Pablo A Achurra, MD, Ruben Avila, MD, Rodrigo Tejos, Richard Castillo, MD, Erwin Buckel, MD, Felipe Leon, MD, Fernando Pimentel, MD, Fernando Crovari, MD, Nicolas Jarufe, MD, Julian Varas, MD. Experimental Surgery and Simulation Center, Department of Digestive Surgery, Pontificia Universidad Catolica de Chile
Introduction: Minimally invasive surgery is currently the gold standard approach for many abdominal procedures but is associated to a long learning curve. As an answer to growing patient safety concerns, advancing technology and working hour restrictions, simulation-based training is becoming the recommended method to acquire basic and advanced surgical skills.
Objective: To present the results of a 5-years experience of a validated advanced laparoscopy simulation-based training program.
Methods: Assessment: All participants had to perform a hand-sewn laparoscopic jejuno-jejunostomy in a validated ex-vivo simulation model before and after the training course. Time, Global and Specific rating scales (GRS and SRS), permeability and leakage of the anastomosis were recorded in both evaluations. Data was analyzed using Wilcoxon and Mann-Whitney tests.
Simulation Based Training Program: The training program included 14 sessions of ascending difficulty, where the trainees learned to perform the hand-sewn jejunojejunostomy in a progressive cumulative manner in an ex-vivo bowel model. In each session the trainees learned through explicative videos, deliberate practice and effective feedback given by expert teachers. In order to complete the course the trainees had to perform the anastomosis in less than 30 minutes, with good permeability, no leakage and optimal rating scores (GRS>20; SRS>15). If the trainees didn’t achieve this outcomes, they had two additional training/assessment sessions before failing the program.
Results: Between the years 2010 and 2015, 174 trainees underwent the simulation program, 77% male gender and 19% of other Latin-American countries. At the end of the study period, 135 (78%) trainees had finished the training course and were considered for analysis. In the initial assessment the mean time was 38 min (range: 20,4 – 60min), mean GRS 11,8 (range: 5-20) and SRS 9,2 (range: 4-15). Leakage was observed in 84% of the anastomosis.

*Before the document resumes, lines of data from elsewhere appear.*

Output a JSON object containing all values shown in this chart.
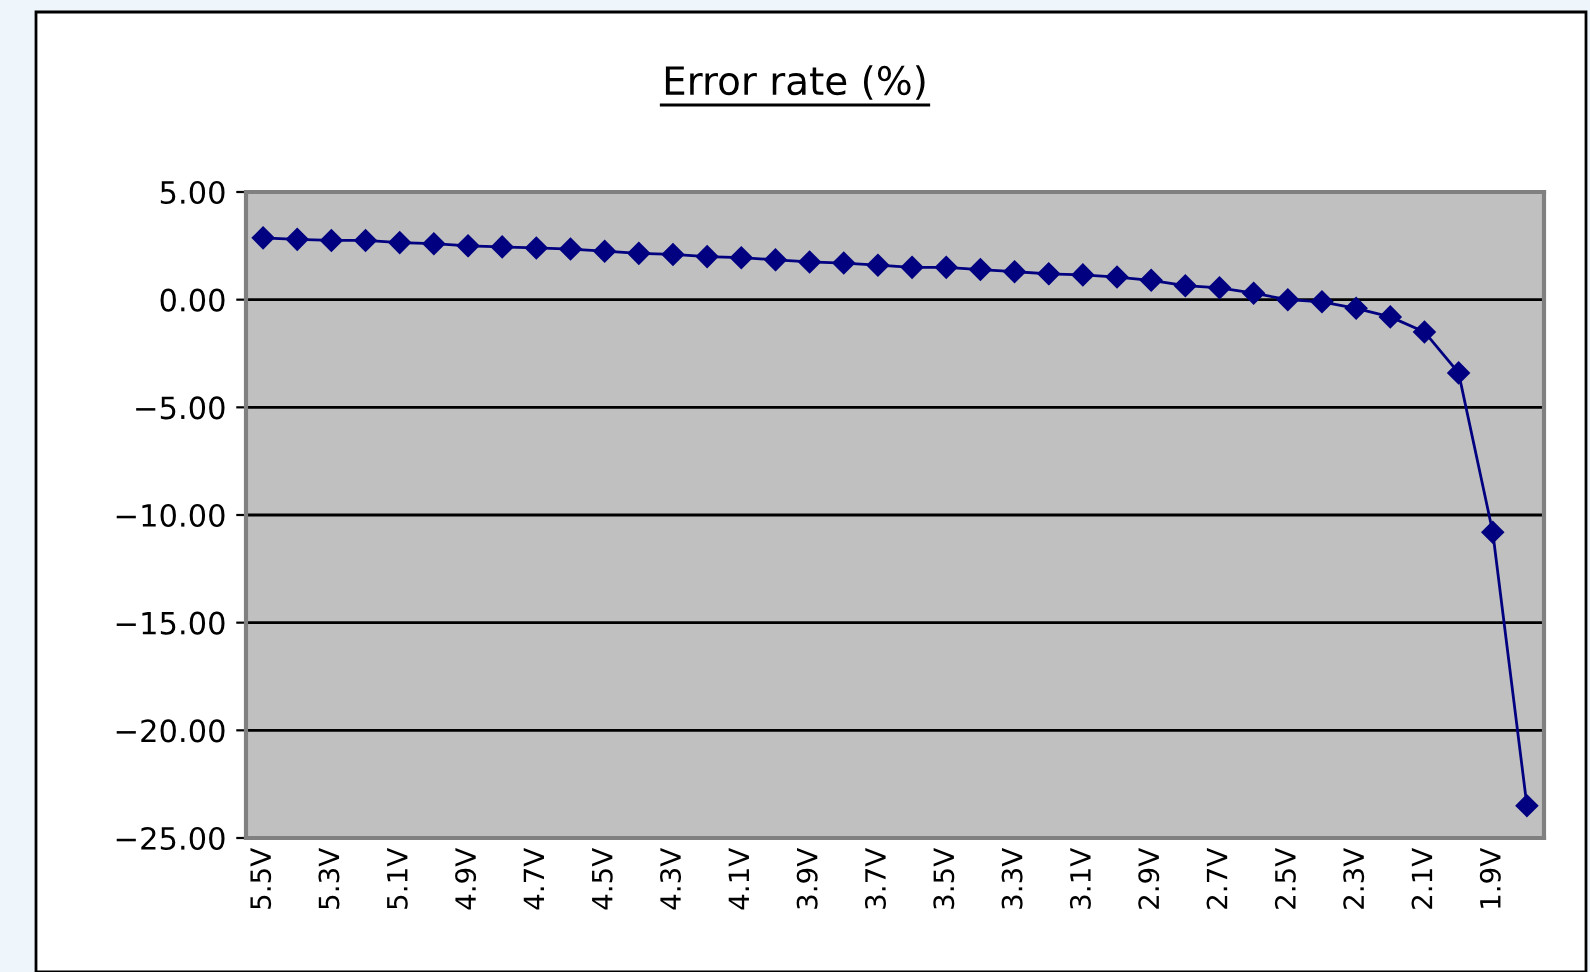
{
  "chart_data": {
    "type": "line",
    "title": "Error rate (%)",
    "categories": [
      "5.5V",
      null,
      "5.3V",
      null,
      "5.1V",
      null,
      "4.9V",
      null,
      "4.7V",
      null,
      "4.5V",
      null,
      "4.3V",
      null,
      "4.1V",
      null,
      "3.9V",
      null,
      "3.7V",
      null,
      "3.5V",
      null,
      "3.3V",
      null,
      "3.1V",
      null,
      "2.9V",
      null,
      "2.7V",
      null,
      "2.5V",
      null,
      "2.3V",
      null,
      "2.1V",
      null,
      "1.9V",
      null
    ],
    "series": [
      {
        "color": "#000080",
        "values": [
          2.87,
          2.8,
          2.75,
          2.75,
          2.65,
          2.6,
          2.5,
          2.45,
          2.4,
          2.35,
          2.25,
          2.15,
          2.1,
          2.0,
          1.95,
          1.85,
          1.75,
          1.7,
          1.6,
          1.5,
          1.5,
          1.4,
          1.3,
          1.2,
          1.15,
          1.05,
          0.9,
          0.65,
          0.55,
          0.3,
          0.0,
          -0.1,
          -0.4,
          -0.8,
          -1.5,
          -3.4,
          -10.8,
          -23.5
        ]
      }
    ],
    "ylim": [
      -25,
      5
    ],
    "yticks": [
      {
        "value": 5,
        "label": "5.00"
      },
      {
        "value": 0,
        "label": "0.00"
      },
      {
        "value": -5,
        "label": "−5.00"
      },
      {
        "value": -10,
        "label": "−10.00"
      },
      {
        "value": -15,
        "label": "−15.00"
      },
      {
        "value": -20,
        "label": "−20.00"
      },
      {
        "value": -25,
        "label": "−25.00"
      }
    ],
    "grid": "y",
    "marker": "diamond",
    "line_style": "solid",
    "legend": false
  }
}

After the training, mean time was 19,8 min. (range: 10,4- 33min), mean GRS 23,1 (19-25), SRS 18,3 (15-20) and 100% permeable and without leakage. Statistical difference was found for all variables when compared to initial evaluation (p<0,001). Two trainees failed the course (1,1%).

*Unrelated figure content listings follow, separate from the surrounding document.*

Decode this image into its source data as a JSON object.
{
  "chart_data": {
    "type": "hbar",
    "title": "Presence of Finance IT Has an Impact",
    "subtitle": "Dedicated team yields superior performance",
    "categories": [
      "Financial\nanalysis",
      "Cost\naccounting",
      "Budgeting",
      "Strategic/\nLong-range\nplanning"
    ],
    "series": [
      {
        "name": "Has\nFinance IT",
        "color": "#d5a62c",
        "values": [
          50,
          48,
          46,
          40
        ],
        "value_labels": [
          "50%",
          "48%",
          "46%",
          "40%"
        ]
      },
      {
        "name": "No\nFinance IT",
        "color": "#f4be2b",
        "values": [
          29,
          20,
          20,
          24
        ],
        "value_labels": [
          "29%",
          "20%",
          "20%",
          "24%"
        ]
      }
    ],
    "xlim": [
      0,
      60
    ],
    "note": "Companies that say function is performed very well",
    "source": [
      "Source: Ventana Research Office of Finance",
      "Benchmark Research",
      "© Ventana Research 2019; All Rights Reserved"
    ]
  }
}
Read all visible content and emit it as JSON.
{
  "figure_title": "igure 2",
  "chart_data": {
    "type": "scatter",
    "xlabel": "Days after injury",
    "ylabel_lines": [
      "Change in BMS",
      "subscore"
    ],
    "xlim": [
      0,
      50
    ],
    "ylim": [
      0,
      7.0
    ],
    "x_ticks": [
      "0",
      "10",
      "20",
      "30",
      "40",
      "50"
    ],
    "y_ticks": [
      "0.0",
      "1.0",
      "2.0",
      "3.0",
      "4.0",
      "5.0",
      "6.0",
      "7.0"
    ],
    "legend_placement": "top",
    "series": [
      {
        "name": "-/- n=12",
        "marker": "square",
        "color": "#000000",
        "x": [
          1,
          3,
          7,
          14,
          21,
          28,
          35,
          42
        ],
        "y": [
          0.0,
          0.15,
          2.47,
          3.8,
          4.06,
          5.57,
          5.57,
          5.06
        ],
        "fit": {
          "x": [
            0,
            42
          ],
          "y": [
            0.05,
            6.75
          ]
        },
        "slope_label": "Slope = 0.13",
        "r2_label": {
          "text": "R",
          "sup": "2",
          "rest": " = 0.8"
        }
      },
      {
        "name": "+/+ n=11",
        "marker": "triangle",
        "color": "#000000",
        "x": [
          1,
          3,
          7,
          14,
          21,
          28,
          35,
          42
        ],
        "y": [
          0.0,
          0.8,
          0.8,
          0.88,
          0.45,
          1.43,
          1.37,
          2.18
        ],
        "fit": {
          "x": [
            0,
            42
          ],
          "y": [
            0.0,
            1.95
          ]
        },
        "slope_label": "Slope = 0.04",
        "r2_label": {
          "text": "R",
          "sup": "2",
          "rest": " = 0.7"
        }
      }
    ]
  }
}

Twenty laparoscopic experts surgeons were measured in the same task, mean time was 22 min (15,8-27,4 min); mean GRS 24 (23-25); and SRS 19 (18-19). No statistical difference was found between experts and trainees’ final evaluation.
Conclusion: A structured advanced laparoscopy simulation program based on deliberate practice and effective feedback is able to train a great number of surgeons with low failure rates and standards similar to experts.